Abstract:第6回 2013/7/5 教育・学習の人類学セミナー Masuda

更新日:2013/06/13

Culture and Attention: Implications for Developmental Research

Takahiko Masuda, University of Alberta, Canada

Abstract:

Issues of ethnicity and culture are some of the most controversial topics in the field of social science and humanities in the 21st century. Previously, psychologists have investigated the presumably universal aspects of psychological mechanisms and have paid little attention to the socio-cultural contexts in which these mechanisms take place. In the last three decades, however, cultural psychologists have investigated systematic cultural variations in psychological processes. These findings suggest that culture and human psychology mutually influence each other.

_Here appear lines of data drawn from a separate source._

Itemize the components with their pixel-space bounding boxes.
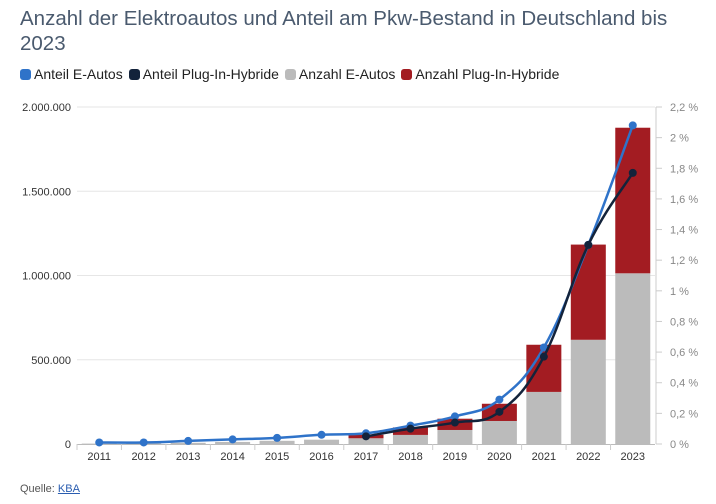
x-tick-label: 2017 <box>354 451 378 463</box>
legend-swatch <box>401 68 413 80</box>
bar-anzahl-e-autos <box>348 438 384 444</box>
y-right-tick-label: 0,8 % <box>670 316 698 328</box>
legend-item-anteil-plug-in-hybride[interactable]: Anteil Plug-In-Hybride <box>128 66 279 82</box>
bar-anzahl-e-autos <box>615 273 651 444</box>
x-tick-label: 2012 <box>131 451 155 463</box>
x-tick-label: 2015 <box>265 451 289 463</box>
y-right-tick-label: 1,2 % <box>670 255 698 267</box>
x-tick-label: 2014 <box>220 451 244 463</box>
bar-anzahl-e-autos <box>526 391 562 444</box>
source-link[interactable]: KBA <box>57 483 80 495</box>
y-left-tick-label: 0 <box>65 439 71 451</box>
y-right-tick-label: 2,2 % <box>670 102 698 114</box>
bar-anzahl-e-autos <box>392 434 428 444</box>
legend-swatch <box>20 68 31 80</box>
bar-anzahl-plug-in-hybride <box>570 244 606 340</box>
x-tick-label: 2020 <box>487 451 511 463</box>
bar-anzahl-e-autos <box>259 440 295 444</box>
y-right-tick-label: 0,4 % <box>670 378 698 390</box>
point-anteil-plug-in-hybride <box>362 432 370 441</box>
legend-swatch <box>284 68 296 80</box>
point-anteil-e-autos <box>450 412 459 421</box>
point-anteil-plug-in-hybride <box>495 407 504 416</box>
point-anteil-e-autos <box>317 430 326 439</box>
point-anteil-plug-in-hybride <box>450 418 459 427</box>
point-anteil-e-autos <box>228 435 237 444</box>
x-tick-label: 2022 <box>576 451 600 463</box>
point-anteil-plug-in-hybride <box>406 424 415 433</box>
bar-anzahl-plug-in-hybride <box>615 127 651 274</box>
legend-item-anzahl-e-autos[interactable]: Anzahl E-Autos <box>284 66 396 82</box>
y-right-tick-label: 0 % <box>670 439 689 451</box>
y-left-tick-label: 2.000.000 <box>22 102 71 114</box>
x-tick-label: 2021 <box>532 451 556 463</box>
bar-anzahl-e-autos <box>481 420 517 444</box>
legend-label: Anzahl Plug-In-Hybride <box>415 66 560 82</box>
y-left-tick-label: 1.000.000 <box>22 271 71 283</box>
y-right-tick-label: 2 % <box>670 133 689 145</box>
x-tick-label: 2011 <box>87 451 111 463</box>
legend-label: Anteil E-Autos <box>34 66 123 82</box>
point-anteil-plug-in-hybride <box>628 168 637 177</box>
x-tick-label: 2018 <box>398 451 422 463</box>
point-anteil-e-autos <box>95 438 104 447</box>
source-label: Quelle: <box>20 483 55 495</box>
x-tick-label: 2023 <box>621 451 645 463</box>
legend-label: Anzahl E-Autos <box>298 66 396 82</box>
y-right-tick-label: 1,4 % <box>670 225 698 237</box>
point-anteil-e-autos <box>628 121 637 130</box>
y-left-tick-label: 1.500.000 <box>22 186 71 198</box>
chart-title: Anzahl der Elektroautos und Anteil am Pk… <box>20 7 668 55</box>
point-anteil-e-autos <box>139 438 148 447</box>
legend: Anteil E-Autos Anteil Plug-In-Hybride An… <box>20 66 565 82</box>
legend-item-anteil-e-autos[interactable]: Anteil E-Autos <box>20 66 123 82</box>
legend-label: Anteil Plug-In-Hybride <box>142 66 279 82</box>
legend-swatch <box>128 68 140 80</box>
y-right-tick-label: 1,8 % <box>670 163 698 175</box>
bar-anzahl-e-autos <box>570 339 606 444</box>
bar-anzahl-e-autos <box>437 429 473 444</box>
y-right-tick-label: 0,6 % <box>670 347 698 359</box>
x-tick-label: 2019 <box>443 451 467 463</box>
point-anteil-plug-in-hybride <box>539 352 548 361</box>
y-left-tick-label: 500.000 <box>31 355 71 367</box>
x-tick-label: 2013 <box>176 451 200 463</box>
point-anteil-e-autos <box>495 395 504 404</box>
point-anteil-e-autos <box>184 436 193 445</box>
y-right-tick-label: 0,2 % <box>670 408 698 420</box>
y-right-tick-label: 1 % <box>670 286 689 298</box>
x-tick-label: 2016 <box>309 451 333 463</box>
legend-item-anzahl-plug-in-hybride[interactable]: Anzahl Plug-In-Hybride <box>401 66 559 82</box>
point-anteil-e-autos <box>539 343 548 352</box>
bar-anzahl-e-autos <box>304 439 340 444</box>
point-anteil-plug-in-hybride <box>584 240 593 249</box>
point-anteil-e-autos <box>273 433 282 442</box>
chart-svg: 0 500.000 1.000.000 1.500.000 2.000.000 0 % 0,… <box>22 102 698 463</box>
source-note: Quelle: KBA <box>20 483 80 495</box>
y-right-tick-label: 1,6 % <box>670 194 698 206</box>
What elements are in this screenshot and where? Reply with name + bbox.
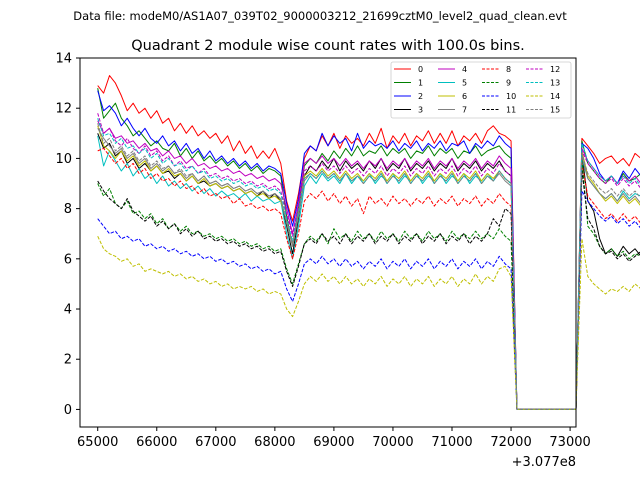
figure-suptitle: Data file: modeM0/AS1A07_039T02_90000032…	[73, 9, 567, 23]
series-line-13	[97, 118, 640, 410]
y-tick-label: 6	[64, 252, 72, 267]
series-layer	[97, 75, 640, 410]
series-line-15	[97, 123, 640, 410]
plot-area	[79, 57, 640, 428]
legend-label-1: 1	[418, 79, 423, 88]
legend-label-9: 9	[506, 79, 511, 88]
x-tick-label: 72000	[490, 435, 531, 450]
series-line-8	[97, 147, 640, 410]
series-line-10	[97, 190, 640, 410]
plot-frame	[79, 57, 577, 428]
legend-label-13: 13	[550, 79, 560, 88]
legend-label-0: 0	[418, 65, 423, 74]
y-tick-label: 4	[64, 303, 72, 318]
legend-label-14: 14	[550, 92, 560, 101]
legend-box	[390, 61, 572, 119]
legend-label-6: 6	[462, 92, 467, 101]
series-line-0	[97, 75, 640, 410]
y-tick-label: 8	[64, 202, 72, 217]
y-tick-label: 14	[55, 52, 72, 67]
y-axis: 0 2 4 6 8 10 12 14	[55, 52, 80, 418]
series-line-14	[97, 236, 640, 410]
legend-label-2: 2	[418, 92, 423, 101]
y-tick-label: 2	[64, 353, 72, 368]
x-tick-label: 71000	[431, 435, 472, 450]
x-tick-label: 67000	[195, 435, 236, 450]
x-axis: 65000 66000 67000 68000 69000 70000 71000 72000…	[77, 427, 591, 450]
legend-label-11: 11	[506, 106, 516, 115]
x-tick-label: 68000	[254, 435, 295, 450]
legend-label-4: 4	[462, 65, 467, 74]
x-offset-label: +3.077e8	[512, 455, 576, 470]
legend-label-10: 10	[506, 92, 516, 101]
legend-label-8: 8	[506, 65, 511, 74]
legend-label-3: 3	[418, 106, 423, 115]
x-tick-label: 66000	[136, 435, 177, 450]
chart-title: Quadrant 2 module wise count rates with …	[131, 38, 525, 54]
y-tick-label: 10	[55, 152, 72, 167]
series-line-2	[97, 90, 640, 410]
series-line-9	[97, 157, 640, 410]
series-line-11	[97, 170, 640, 410]
x-tick-label: 69000	[313, 435, 354, 450]
legend-label-15: 15	[550, 106, 560, 115]
legend-label-12: 12	[550, 65, 560, 74]
y-tick-label: 12	[55, 102, 72, 117]
legend-label-7: 7	[462, 106, 467, 115]
x-tick-label: 73000	[549, 435, 590, 450]
legend-label-5: 5	[462, 79, 467, 88]
x-tick-label: 65000	[77, 435, 118, 450]
series-line-6	[97, 125, 640, 410]
x-tick-label: 70000	[372, 435, 413, 450]
y-tick-label: 0	[64, 403, 72, 418]
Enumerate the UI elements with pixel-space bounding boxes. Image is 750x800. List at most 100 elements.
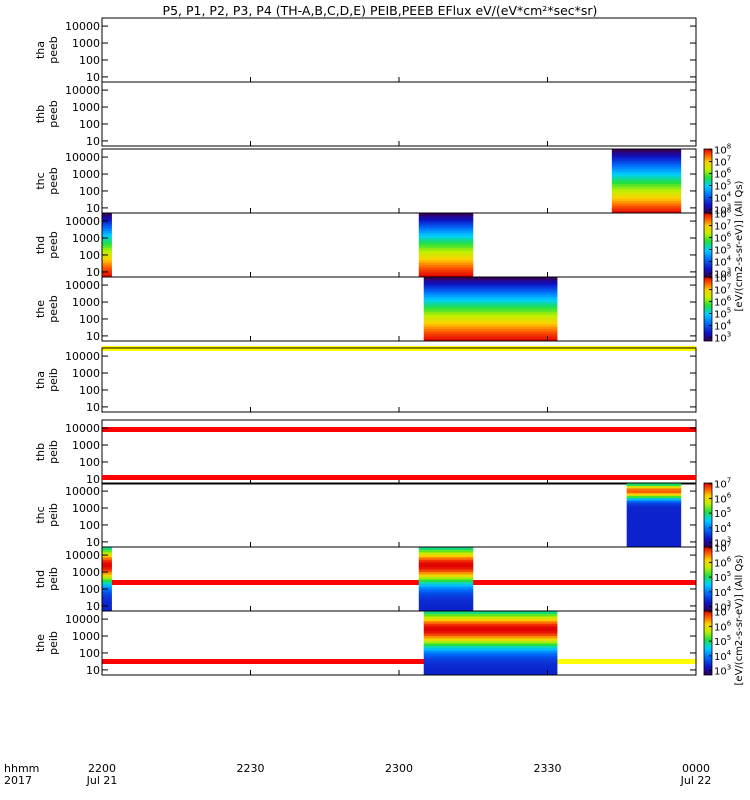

In this talk, I will introduce cultural variation in attention and memory within the frameworks of holistic vs. analytic thought (Nisbett, 2003; Nisbett and Masuda, 2003; Nisbett, Peng, Choi, & Norenzayan, 2001; Nisbett & Masuda, 2003), and of “cultural products”—public, shared, tangible representations of culture available in a given society (Morling & Lamoreaux, 2008). I will begin by introducing studies which examined cultural variations in attention and memory (e.g. Masuda & Nisbett, 2001), and in aesthetic expression and design (Masuda, Gonzalez, Kwan, & Nisbett, 2008; Wang, Masuda, Ito, & Rashid, 2012). I will then report recent findings of two developmental studies which investigated (1) when cultural variation in aesthetic expressions emerges and (2) how much caregivers’ patterns of narratives influence children’s development of culturally unique narratives (Senzaki & Masuda, 2013; Senzaki, Masuda, & Ishii, 2013). Implications will be discussed in relation to the development of culturally unique perspectives.